Quanz praises Balanchine’s range: “Balanchine made Theme and Variations, a classical ballet with Tchaikovsky music, which premiered a year after Four Temperaments, a black-and-white ballet to a commissioned score, the most modern possible, by Hindemith. Then there’s Slaughter on Tenth Avenue [to music by Richard Rodgers, and originally part of a musical, On Your Toes].”
Today, at 35 years old, Quanz continues to hone and define his own aesthetic territory. That includes narrative ballets like Charlies Kreuzfahrt, Le Papillon, Rodin/Claudel and the period whodunit spoof, Murder Afoot, for Q Dance’s 2013 home season, which is filled with iconic ballet references. But even his more abstract works have a hint of story. “Rather than just movement for the sake of movement, Peter is really interested in exploring emotions, which adds depth,” André Lewis says. “In Luminous, for instance, which is plotless, there are connections between people, as well as between movements, and all those connections mean the difference between something having real quality and being just average.”
Luminous is one of three Quanz ballets Lewis has remounted on the Royal Winnipeg Ballet. In June, the RWB will present another Q Dance mixed bill, this time at the mid-size, 800-seat Manitoba Theatre Centre. For the evening, Quanz commissioned Gabrielle Lamb, the Savannah, Georgia-born recipient of the Banff Centre’s 2014 Clifford E. Lee Choreographic Award. Lamb danced a principal role when Les Grands Ballets Canadiens remounted Quanz’s Kaleidoscope,and, he explains, “We hit it off well. Now she’s living in New York and doing a lot of choreography.”

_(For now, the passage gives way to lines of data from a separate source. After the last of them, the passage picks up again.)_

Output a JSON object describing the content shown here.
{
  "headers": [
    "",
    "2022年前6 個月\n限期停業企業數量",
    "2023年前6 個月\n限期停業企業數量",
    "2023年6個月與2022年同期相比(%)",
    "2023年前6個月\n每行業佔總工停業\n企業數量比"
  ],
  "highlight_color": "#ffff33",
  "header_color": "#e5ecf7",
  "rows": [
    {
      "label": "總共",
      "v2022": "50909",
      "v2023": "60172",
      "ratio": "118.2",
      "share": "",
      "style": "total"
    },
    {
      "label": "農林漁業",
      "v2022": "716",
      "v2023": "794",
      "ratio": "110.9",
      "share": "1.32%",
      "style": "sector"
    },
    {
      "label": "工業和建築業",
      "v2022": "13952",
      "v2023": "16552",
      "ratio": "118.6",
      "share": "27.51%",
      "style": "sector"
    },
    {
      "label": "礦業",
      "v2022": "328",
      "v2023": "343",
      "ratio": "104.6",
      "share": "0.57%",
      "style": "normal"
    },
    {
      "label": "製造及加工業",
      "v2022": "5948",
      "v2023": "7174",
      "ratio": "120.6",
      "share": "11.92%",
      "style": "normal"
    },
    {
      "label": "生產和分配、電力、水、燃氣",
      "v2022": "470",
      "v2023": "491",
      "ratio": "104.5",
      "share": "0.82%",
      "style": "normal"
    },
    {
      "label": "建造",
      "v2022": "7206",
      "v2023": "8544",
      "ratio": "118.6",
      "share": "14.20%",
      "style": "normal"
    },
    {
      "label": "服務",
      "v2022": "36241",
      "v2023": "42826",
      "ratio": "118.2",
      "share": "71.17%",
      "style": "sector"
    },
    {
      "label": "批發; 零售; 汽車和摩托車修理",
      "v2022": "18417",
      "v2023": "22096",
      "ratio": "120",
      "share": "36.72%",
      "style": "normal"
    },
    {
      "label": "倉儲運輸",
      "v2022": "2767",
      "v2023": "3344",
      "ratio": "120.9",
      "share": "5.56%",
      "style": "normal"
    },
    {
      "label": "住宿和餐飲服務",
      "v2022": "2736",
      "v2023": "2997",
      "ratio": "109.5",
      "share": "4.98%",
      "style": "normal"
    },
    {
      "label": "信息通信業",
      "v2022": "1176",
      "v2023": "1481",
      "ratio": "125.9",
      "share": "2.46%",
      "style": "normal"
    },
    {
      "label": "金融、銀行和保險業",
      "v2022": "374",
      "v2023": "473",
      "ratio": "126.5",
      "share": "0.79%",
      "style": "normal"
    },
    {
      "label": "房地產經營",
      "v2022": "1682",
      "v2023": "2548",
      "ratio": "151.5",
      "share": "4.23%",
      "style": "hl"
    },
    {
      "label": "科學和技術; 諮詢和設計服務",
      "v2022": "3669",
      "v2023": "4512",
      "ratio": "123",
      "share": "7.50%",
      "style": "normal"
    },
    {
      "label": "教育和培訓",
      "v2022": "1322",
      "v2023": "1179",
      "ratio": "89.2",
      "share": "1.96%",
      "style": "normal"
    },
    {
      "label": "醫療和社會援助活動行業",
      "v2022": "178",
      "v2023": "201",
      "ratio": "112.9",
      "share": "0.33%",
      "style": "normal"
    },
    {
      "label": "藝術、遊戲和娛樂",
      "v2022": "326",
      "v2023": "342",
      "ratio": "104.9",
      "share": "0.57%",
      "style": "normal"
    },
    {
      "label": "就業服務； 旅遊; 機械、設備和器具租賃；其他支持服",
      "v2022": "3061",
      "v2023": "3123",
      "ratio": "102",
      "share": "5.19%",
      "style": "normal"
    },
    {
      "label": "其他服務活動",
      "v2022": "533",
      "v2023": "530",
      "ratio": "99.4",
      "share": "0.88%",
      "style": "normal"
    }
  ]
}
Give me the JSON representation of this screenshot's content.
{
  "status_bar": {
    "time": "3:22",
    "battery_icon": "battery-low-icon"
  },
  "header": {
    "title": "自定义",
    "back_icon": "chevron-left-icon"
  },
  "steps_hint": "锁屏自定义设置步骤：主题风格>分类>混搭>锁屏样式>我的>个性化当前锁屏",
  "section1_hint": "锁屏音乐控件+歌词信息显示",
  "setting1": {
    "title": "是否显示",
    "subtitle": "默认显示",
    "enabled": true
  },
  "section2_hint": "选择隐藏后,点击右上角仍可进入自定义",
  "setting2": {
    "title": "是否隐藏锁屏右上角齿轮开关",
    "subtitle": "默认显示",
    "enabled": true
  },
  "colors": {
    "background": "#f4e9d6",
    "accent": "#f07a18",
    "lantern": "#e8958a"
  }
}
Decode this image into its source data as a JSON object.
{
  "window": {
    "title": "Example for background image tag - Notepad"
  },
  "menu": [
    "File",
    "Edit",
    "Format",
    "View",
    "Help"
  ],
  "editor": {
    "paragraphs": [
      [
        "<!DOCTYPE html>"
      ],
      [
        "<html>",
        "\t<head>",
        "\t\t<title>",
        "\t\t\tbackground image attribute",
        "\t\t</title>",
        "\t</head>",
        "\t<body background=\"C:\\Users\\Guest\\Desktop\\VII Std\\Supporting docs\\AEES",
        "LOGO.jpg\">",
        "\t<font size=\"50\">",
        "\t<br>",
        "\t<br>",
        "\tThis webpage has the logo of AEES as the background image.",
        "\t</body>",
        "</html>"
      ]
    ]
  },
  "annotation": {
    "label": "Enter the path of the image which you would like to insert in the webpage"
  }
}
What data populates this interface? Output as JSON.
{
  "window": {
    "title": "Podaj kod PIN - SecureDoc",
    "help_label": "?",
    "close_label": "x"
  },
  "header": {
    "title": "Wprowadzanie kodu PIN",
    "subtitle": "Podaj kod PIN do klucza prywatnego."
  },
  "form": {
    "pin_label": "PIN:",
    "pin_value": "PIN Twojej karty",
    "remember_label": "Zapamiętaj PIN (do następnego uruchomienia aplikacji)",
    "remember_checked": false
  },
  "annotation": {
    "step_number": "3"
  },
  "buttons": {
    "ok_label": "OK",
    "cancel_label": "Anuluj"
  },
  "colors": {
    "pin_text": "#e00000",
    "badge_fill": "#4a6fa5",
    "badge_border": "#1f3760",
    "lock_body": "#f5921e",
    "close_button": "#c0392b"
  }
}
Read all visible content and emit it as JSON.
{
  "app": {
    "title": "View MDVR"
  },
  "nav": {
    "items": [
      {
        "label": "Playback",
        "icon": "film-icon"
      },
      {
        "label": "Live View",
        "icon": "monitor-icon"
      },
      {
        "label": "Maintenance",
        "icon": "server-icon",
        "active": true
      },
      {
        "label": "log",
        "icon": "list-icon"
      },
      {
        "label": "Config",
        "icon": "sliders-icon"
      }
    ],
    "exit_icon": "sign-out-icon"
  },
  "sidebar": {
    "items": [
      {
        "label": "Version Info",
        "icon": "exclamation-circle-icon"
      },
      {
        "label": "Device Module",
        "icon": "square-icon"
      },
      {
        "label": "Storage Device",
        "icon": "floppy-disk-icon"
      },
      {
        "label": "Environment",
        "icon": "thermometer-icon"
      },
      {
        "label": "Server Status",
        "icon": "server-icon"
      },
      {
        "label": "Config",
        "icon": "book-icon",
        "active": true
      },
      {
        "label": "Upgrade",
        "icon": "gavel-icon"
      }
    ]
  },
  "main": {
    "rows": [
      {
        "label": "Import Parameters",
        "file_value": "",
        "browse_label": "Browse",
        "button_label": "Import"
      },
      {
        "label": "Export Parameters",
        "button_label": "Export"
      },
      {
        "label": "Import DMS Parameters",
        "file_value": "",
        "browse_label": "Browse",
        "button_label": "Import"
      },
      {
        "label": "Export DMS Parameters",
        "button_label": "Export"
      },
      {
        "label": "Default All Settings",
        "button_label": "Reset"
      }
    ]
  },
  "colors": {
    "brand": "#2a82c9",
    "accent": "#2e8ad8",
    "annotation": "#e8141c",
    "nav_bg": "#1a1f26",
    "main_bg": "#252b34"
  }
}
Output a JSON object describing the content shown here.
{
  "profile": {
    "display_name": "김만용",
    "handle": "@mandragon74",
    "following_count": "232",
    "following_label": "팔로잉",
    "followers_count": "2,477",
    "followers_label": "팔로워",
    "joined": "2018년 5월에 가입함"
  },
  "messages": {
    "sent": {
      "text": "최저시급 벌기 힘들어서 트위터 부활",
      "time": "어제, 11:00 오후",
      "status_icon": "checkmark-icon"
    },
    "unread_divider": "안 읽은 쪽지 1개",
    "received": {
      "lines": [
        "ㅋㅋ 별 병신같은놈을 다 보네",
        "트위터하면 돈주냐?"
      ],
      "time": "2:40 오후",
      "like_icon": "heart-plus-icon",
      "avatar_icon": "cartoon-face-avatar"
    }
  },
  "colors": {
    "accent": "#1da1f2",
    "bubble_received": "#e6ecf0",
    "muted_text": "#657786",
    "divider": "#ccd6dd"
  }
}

Quanz will remount his 2013 Q Dance work Untitled, which explores trust and betrayal in a close-knit community. It’s inspired by a story he heard while working in Chemnitz about an artist whose wife, unknown to him, was a member of the Stasi, the East German secret police, and provided reports on his activities. The piece is called Untitled because, he explains, there is no word to describe such an act of betrayal.
Alert to his responsibilities as the artistic director of Q Dance to provide a range of ballets to the loyal audience he hopes to build over the long term, he plans on making another very contrasting piece for the bill. “For the new work,” Quanz says thoughtfully, “I think I need to do something bright and fun.”